Estoy llegando a mi casa, después de pasar unos días en Valle de Bravo. No sé porqué para ir allá, siempre tenemos que planearlo varias veces,  como si no tuviéramos muchas ganas de emprenderla, sin embargo, en el momento de tomar camino y probar nuevas rutas –hemos descubierto otras aparte de la de Temascaltepec- empieza el panorama a alegrarnos el ánimo.

           

     En esta temporada de agua el campo es una delicia: ver esos sembradíos  de tamaños y formas y colores diversos. Ver esos árboles tan llenos de vida, tan lavaditos.  Me maravilla la infinidad de tonos de verde que puedo encontrar y seguir encontrando.

         

     Esta vez buscamos una autopista que ahorra una hora de camino para llegar allá. No teníamos claras las indicaciones, pero mi hija se puso aventurera y nos lanzamos a buscarla. Para nuestra sorpresa y gusto encontramos, en las casetas que nos topamos,  personas       amables y deseosas de ayudarnos y así dimos fácilmente con ella.
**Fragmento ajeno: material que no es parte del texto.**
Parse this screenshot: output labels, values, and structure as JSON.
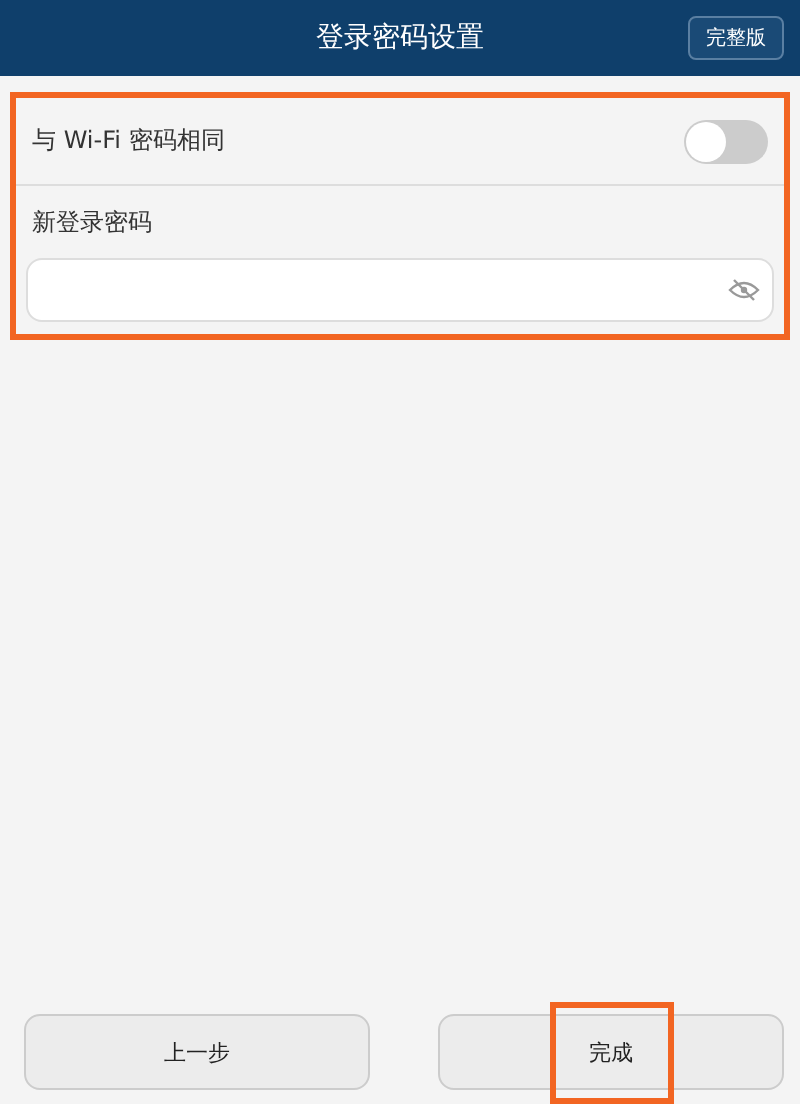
{
  "header": {
    "title": "登录密码设置",
    "action": "完整版"
  },
  "same_as_wifi": {
    "label": "与 Wi-Fi 密码相同",
    "on": false
  },
  "new_password": {
    "label": "新登录密码",
    "masked": true
  },
  "buttons": [
    {
      "label": "上一步",
      "highlighted": false
    },
    {
      "label": "完成",
      "highlighted": true
    }
  ]
}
No nos ahorramos esa hora por el tiempo de las explicaciones y el retorno de un tramo errado, pero nos sirvió conocerlo ya para el regreso y en verdad, fue una hora menos.

           

     Este nuevo camino nos ofreció un paisaje hermoso: valles extensos, llenos de vida, cuajados de caseríos. Y montañas majestuosas.  Una belleza que nos inundó de alegría el alma.

           

     Ya allá nos tocaron unos días de agua, clásicos de la temporada y del lugar, pero un buen clima pues con un sweater era suficiente, pero también dos días de sol, de cielo azul y nubes de gran esplendor. Y como siempre, al regresar, nos invadió un dejo de tristeza.